陳俞白的表情動了動,其實從理性上來說,他也不信賀長鳴會那麼想他,一個人真心對你,還是假意敷衍,給你十年,你不可能分辨不出。
但是,別人這麼說他,他要不無動於衷要不小小地氣一下,真因為一句話耿耿於懷那麼多年是不肯能的。可這樣說的是賀長鳴,那簡直就像一把刀子戳在他心上,那種心痛的感覺,他永遠忘不了。
而且,賀長鳴從此真的再也沒來找過他。
八年,他真的什麼信心都沒了,實在是……不知道以前的一切在賀長鳴心裏,到底算什麼。
“對不起。”賀長鳴道。
陳俞白睫毛動了動,垂著眼睛沒吭聲。
賀長鳴不知什麼時候抽起了煙,煙霧繚繞中他眸色深沉,表情微微有些複雜,似乎在回憶什麼。
良久,他說,“我那時候,惱羞成怒了,而且……”他突然嗤笑了一聲,“大概是自卑了。”
陳俞白抬起眼來,詫異地看著他。
賀長鳴卻沉默了,神色深沉,似乎在思考什麼,又好像,不願意提起什麼。
他突然笑了下,不像平時那樣或者深沉或者風度翩翩恰到好處,反倒有些苦澀,他說,“我那時候太生氣了,我剛說完喜歡你,你轉頭就跟市長公子好上了。”
陳俞白愣了下,脫口問道,“哪個市長公子?”
“劉其遠。”
陳俞白皺著眉頭,顯然沒想起是誰。
賀長鳴提醒他,“高三的時候你們兩個一起參加省青年京劇大賽,得了一等獎。”
陳俞白這才想起來。
賀長鳴看著他,幽幽地說,“電視上直播,他當著那麼多人的麵說喜歡你,吻了你,你卻笑著說謝謝他。”

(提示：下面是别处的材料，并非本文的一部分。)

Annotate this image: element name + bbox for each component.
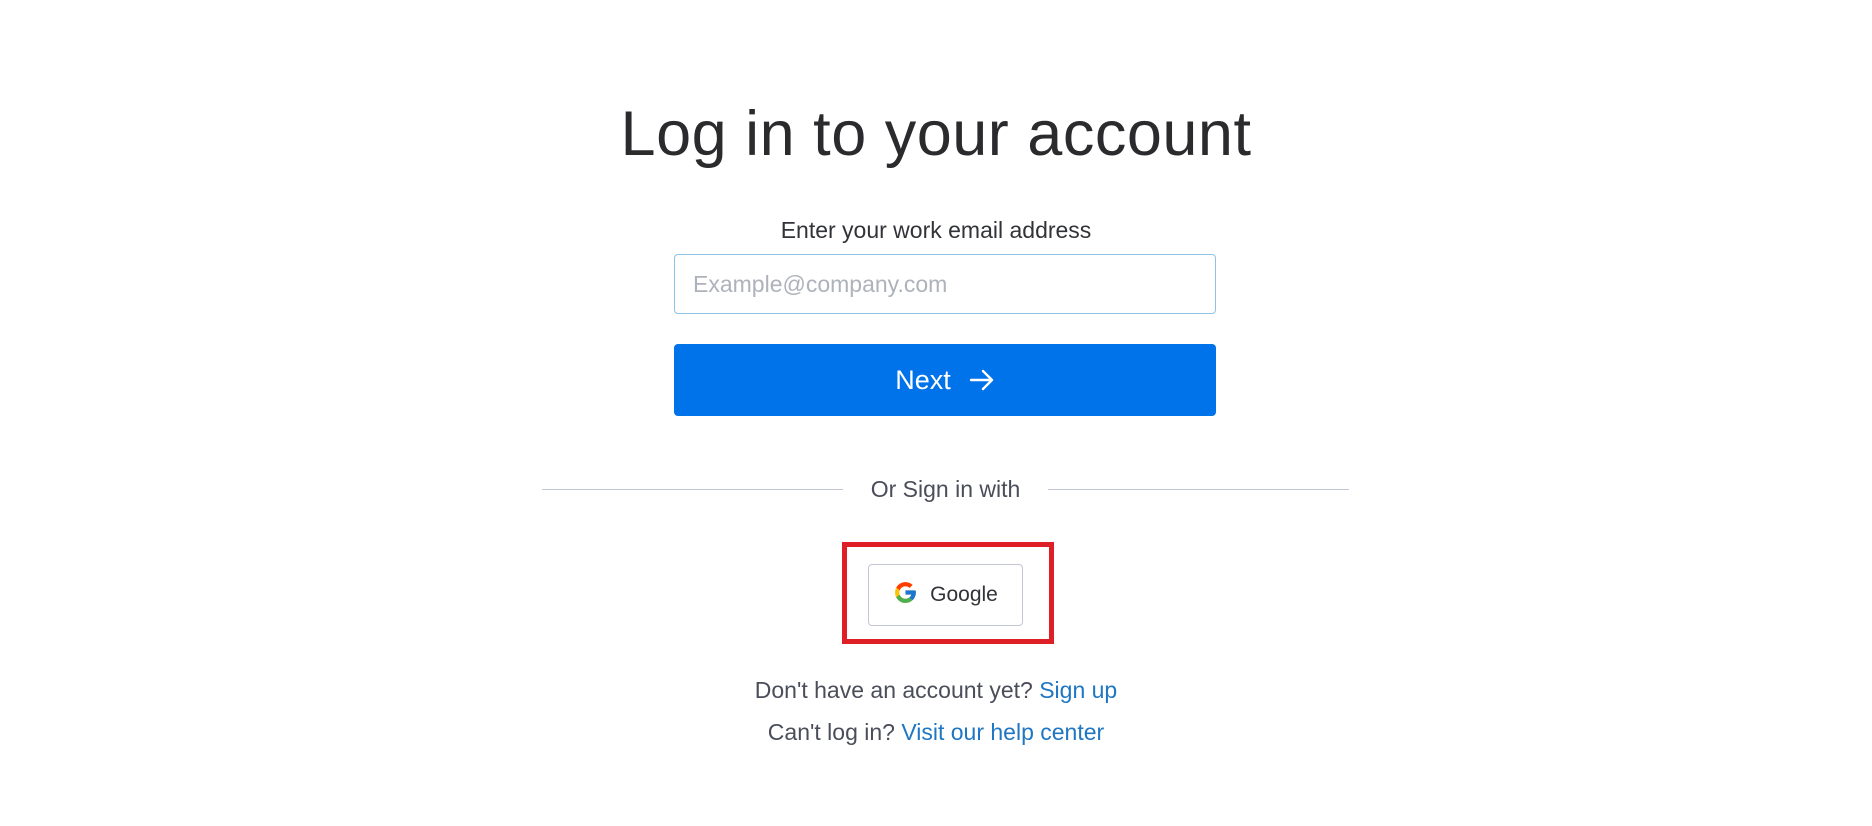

陳俞白也想起這件事了,當時他跟劉其遠演的是一出老師新創作出來的改編戲,因為得了獎,主持人過來采訪,問他倆有什麼收獲。這次比賽的中心是要宣傳京劇革新,陳俞白就往這方麵談了幾句。輪到劉其遠,他卻說最大的收獲是認識了好搭檔,最喜歡俞白了,轉身就在陳俞白臉上親了下。陳俞白雖然心裏反感,卻不能當眾翻臉,隻能友好地說也很喜歡這個搭檔,並且擁抱了下,好讓之前劉其遠的動作不至於顯得太突兀。但是下了台後,陳俞白再沒有跟他說過話了。

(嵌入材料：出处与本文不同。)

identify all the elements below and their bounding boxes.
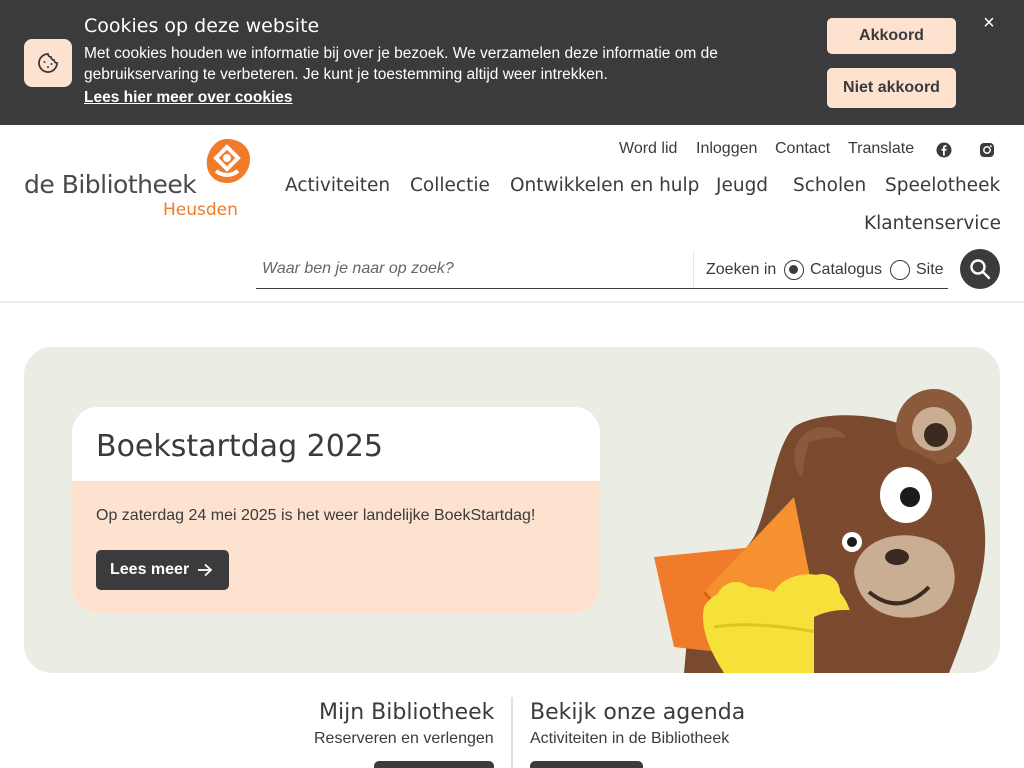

賀長鳴說,“而且,你讓他帶紙條給我,說一點不喜歡我,別再纏著你。”他跟陳俞白雖然打小一起長大,但陳俞白心思單純,那會兒又不像現在,男人跟男人已經可以合法結婚。他向陳俞白表白後陳俞白愣了,說要想想,賀長鳴那時的心情可想而知。後來陳俞白去比賽,他頭一次沒陪著去,給他足夠的時間與空間考慮。等待時的那種焦慮與不安,他現在都記得。
可是陳俞白回來後,不僅拒絕了他,還跟別人在一起了。
“我……沒寫過那樣的紙條……”陳俞白有些懵了。
“你的字,我認識,而且,紙尾那個樹杈串白雲的標記是我給你設計的,別人並不知道。”
陳俞白愣愣看著他。
“我們兩個一起吃飯,你把他拉進來,你跟他高高興興談你最喜歡的唱腔流派,而我,什麼都不懂。”
陳俞白張了張嘴,想解釋什麼。
“我們在一起十年,我揍他時,你幫的卻是他,你讓我別發瘋,告訴我那是市長家的公子。我們兩個,到底是誰瞧不起誰呢,俞白?”